ポンジ・スキームに共通して見られる特徴を整理しておきます。
一つでも当てはまるからといって即断はできませんが、複数が重なる場合は特に警戒してください。

  • 市場水準を大きく超える利回りが保証されている
    正当な投資にリスクゼロの高利回りは存在しません。元本保証をうたえるのは、法律上ごく限られた金融機関の預金商品などに限られます。
  • 収益源の説明が曖昧か過度に複雑
    「独自のアルゴリズム」「秘密のルート」といった、検証しようのない説明でごまかされる場合は要注意です。
  • 初期の配当が実際に、しかも期日通りに支払われる
    これは信用を作るための仕掛けであり、むしろ「うまくいっている証拠」として警戒心を解いてしまう最も危険な段階です。前述の通り、この一度の体験が疑いを「確信」に反転させる分水嶺になります。
  • 新規勧誘や紹介が強く推奨される
    紹介者に報酬が出る仕組みがある場合、それは新規資金の流入を維持するための構造である可能性を疑ってください。
  • 解約や出金に不自然な制限がかかる
    「今解約すると損」「あと少しで満期」など、出金を先延ばしにさせる説明が続く場合、配当原資が既に枯渇しかけているサインかもしれません。

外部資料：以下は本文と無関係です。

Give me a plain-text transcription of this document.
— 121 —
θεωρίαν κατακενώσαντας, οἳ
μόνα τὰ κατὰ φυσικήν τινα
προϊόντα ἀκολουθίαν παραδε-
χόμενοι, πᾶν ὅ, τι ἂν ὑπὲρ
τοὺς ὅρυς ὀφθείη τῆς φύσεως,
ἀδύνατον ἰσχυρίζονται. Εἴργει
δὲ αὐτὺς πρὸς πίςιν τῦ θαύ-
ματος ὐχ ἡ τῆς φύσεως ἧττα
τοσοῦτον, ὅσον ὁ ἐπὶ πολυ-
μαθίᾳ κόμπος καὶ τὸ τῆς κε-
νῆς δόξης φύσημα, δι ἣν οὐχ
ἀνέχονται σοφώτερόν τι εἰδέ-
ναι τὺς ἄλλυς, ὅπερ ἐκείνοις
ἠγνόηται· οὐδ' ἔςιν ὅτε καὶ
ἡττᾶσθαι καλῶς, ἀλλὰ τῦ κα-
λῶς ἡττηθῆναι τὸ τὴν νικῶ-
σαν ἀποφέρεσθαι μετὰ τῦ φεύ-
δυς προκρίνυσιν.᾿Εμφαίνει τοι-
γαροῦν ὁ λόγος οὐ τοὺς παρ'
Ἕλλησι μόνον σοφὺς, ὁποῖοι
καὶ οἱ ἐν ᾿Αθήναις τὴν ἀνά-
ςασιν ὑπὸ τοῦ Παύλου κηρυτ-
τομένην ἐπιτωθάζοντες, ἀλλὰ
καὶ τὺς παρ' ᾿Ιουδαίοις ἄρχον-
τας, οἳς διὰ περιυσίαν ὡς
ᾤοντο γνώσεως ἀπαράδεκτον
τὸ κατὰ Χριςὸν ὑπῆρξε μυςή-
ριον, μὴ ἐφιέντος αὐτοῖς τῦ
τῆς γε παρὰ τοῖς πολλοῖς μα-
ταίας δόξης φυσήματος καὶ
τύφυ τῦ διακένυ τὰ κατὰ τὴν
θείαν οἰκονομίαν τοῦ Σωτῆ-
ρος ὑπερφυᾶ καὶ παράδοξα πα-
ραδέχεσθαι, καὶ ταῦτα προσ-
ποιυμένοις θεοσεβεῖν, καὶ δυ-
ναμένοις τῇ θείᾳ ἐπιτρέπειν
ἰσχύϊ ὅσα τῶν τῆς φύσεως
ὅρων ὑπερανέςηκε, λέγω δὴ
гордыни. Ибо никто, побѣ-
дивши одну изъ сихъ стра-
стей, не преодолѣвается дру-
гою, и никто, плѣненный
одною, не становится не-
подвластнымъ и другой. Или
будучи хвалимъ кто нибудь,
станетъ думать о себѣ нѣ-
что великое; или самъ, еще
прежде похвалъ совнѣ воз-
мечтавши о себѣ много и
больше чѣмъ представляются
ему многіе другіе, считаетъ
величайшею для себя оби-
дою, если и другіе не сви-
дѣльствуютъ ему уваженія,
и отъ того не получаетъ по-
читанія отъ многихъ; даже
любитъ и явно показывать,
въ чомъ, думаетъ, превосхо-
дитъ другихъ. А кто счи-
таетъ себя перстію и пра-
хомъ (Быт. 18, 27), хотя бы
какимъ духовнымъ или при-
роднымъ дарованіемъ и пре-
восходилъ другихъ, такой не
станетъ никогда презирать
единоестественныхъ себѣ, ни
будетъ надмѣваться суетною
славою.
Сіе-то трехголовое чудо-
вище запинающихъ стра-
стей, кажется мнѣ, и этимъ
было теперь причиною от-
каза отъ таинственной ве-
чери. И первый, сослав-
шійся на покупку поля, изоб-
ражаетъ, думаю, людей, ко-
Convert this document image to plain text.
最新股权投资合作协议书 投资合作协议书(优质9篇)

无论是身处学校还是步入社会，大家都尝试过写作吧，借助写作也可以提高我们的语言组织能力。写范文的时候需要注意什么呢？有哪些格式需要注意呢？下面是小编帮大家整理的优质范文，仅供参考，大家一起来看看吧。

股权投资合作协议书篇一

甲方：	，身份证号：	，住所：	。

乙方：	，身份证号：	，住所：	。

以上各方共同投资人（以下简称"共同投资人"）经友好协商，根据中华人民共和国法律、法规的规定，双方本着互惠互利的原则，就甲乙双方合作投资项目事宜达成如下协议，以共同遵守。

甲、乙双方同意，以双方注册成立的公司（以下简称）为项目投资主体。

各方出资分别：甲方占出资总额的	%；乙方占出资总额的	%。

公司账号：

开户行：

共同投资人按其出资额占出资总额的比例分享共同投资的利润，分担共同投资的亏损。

ポンジ・スキームは、100年以上前にチャールズ・ポンジが確立した非常にシンプルな構造でありながら、姿を変えながら現在も世界中で繰り返されています。
暗号資産、AI投資、預託商法、どれも表面的な装いが違うだけで、新規出資者の資金で他の出資者に配当を払うという骨格は変わりません。

この記事で紹介した基本構造を頭の片隅に置いておいていただければ、今後どのような新しい手口に出会っても、その正体を見抜く助けになるはずです。
皆さんの大切な資産を守るための一助になれば幸いです。